= Amanda Roth Block =

American artist (1912–2011)

Amanda R. Block (February 20, 1912 – November 8, 2011) was an American artist. Born in Louisville, Kentucky, Block studied art in Cincinnati, Ohio, and exhibited sculptures at her first national show at the Chicago Art Institute in 1941. Her graduation from John Herron School of Art in 1960, at age 48, marked a return to creative work. Her superb color sense has always been Amanda's trademark.

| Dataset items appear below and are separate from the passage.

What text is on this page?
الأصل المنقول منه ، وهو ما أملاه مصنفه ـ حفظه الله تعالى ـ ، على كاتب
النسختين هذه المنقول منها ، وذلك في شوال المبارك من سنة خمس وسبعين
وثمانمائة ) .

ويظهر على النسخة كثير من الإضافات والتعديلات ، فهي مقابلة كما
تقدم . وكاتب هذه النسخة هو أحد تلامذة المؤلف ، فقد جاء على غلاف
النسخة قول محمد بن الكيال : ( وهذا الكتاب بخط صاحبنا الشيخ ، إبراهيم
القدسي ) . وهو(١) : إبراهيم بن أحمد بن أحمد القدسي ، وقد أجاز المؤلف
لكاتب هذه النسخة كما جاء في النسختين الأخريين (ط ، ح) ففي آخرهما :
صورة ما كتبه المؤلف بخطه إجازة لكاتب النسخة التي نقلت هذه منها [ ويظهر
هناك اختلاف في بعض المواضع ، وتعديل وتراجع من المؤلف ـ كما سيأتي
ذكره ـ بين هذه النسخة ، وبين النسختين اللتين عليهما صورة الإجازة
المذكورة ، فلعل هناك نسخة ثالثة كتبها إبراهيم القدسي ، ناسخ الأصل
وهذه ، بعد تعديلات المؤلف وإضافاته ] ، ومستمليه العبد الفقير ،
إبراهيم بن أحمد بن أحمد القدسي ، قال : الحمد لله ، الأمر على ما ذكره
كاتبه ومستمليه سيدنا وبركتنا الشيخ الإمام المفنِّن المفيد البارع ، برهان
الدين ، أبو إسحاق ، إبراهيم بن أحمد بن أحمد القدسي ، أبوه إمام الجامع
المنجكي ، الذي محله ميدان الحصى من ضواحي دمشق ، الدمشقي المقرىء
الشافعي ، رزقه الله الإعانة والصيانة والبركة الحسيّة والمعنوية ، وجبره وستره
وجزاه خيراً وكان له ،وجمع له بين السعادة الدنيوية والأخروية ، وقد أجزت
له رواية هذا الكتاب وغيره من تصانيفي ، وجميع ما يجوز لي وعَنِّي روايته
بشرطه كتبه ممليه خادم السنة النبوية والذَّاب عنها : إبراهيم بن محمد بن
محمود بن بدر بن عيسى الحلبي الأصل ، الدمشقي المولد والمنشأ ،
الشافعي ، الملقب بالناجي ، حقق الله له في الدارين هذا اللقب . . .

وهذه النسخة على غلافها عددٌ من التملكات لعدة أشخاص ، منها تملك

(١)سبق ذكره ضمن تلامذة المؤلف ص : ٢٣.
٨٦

The figural work of Block, her most accessible, falls between the traditional and the avant-garde, between simple and subtle, between passion and control. Although she became well known for her large abstract landscapes in acrylic and her lithographs from the middle and late 1970s; ultimately, she is most well known for her figure work. Her primary subjects of her figure work are women.

==History==

Block was born into a prominent Jewish family, Block attended Smith College, but dropped out to marry in 1931. She soon began attending classes at the Art Academy of Cincinnati, Ohio, and exhibited for the first time, sculpture, at the Art Institute of Chicago in 1941. Then, during World War II, and Block found herself in Ft. Sill, Oklahoma, for the duration of the war. There, her only child, JG Wolf, was born.

Child-rearing and divorce occupied her until she was able to return to art school during the middle and late fifties. Her real work began in 1960 upon graduation from John Herron Art School in Indianapolis, Indiana, where she lived with her second husband, Maurice Block Jr., a successful department store executive, who eventually became the President of the William H Block department stores.

From 1960 until 1984 she produced hundreds of prints, paintings, drawings, and mixed media images, at which point she retired from active production. She had many shows, purchases by museums and private collectors. Additionally during this time, she taught drawing and lithography at John Herron, where she was thought to be a gifted and talented instructor.

==Paintings==

Block's large, abstract expressionist paintings were the cornerstone of her success in the late sixties and seventies. These large paintings sold very well at the time and adorned the walls of a large number of buildings and institutions of the day. Traditionally abstract expressionist and very much in the mainstream of painting at the time, these large canvasses today have the effect of anchoring the viewer firmly in the times.

Spending several weeks each winter in Tucson, Arizona, with her husband, Maurice Block Jr., Amanda grew to love the desert landscapes and strong visual attributes of the area. The desert and its impact upon her became a common theme. She often did rough watercolors there, trying to capture the feeling and color palette of the unique place. Unfortunately, these studies do not survive, but their impact clearly inform her large abstract landscapes.

Commentators have noted that Amanda's use of color contributes to the impact of her work. Her subjects often include landscapes geography associated with broad geographic themes, such as mountains, seas, lakes, rivers, forests, and deserts.

==Figural and landscape lithography==

A lithographer of some renown – Block taught stone lithography at John Herron for a number of years—the artist felt very comfortable in printmaking. Her press was for two decades the only private lithograph press in the state of Indiana, donated to John Herron for her students upon her retirement.

Eschewing the often blocky and repetitive style of her contemporaries, not interested in the facile or geometrical designs running through the art of the day, Block's prints fall vaguely into two categories. Figural art and landscape art, the two most common themes throughout all her work. Of the two, the figural pieces sing connect with today's art perception. A lover of beauty, it is the female form that most stimulated Amanda's sensibilities. Broad swaths of color force the viewer to confront the subject on her own terms. These are realistic representations of women, with raw feelings.

Block's editions are small, seldom more than a dozen prints per edition. Often however, each print required a dozen or more printings to layer the colors one upon the other, finally realizing the image Amanda required. Her washes are finely controlled and the juxtaposition between wash and line builds a tension that adds a third dimension to the effect.

==Drawings and watercolors==

Block believed that drawing was the most important of the artist's tools. As a drawing instructor at John Herron she always remained true to traditional principles and classic approaches to realizing the subject. Her subject, the one with which she most surely resonated, was the female form, and through it the vision and sensuality of the woman.

Block drew from life every week of her working career; and these drawings, originally intended to be studies and practice works, eventually became finished works in themselves. As her color sense and courage expanded she began laying broad swaths of color on her drawings. The results are definitive and unique, colorful and unabashedly sensual, in some cases verging toward erotic.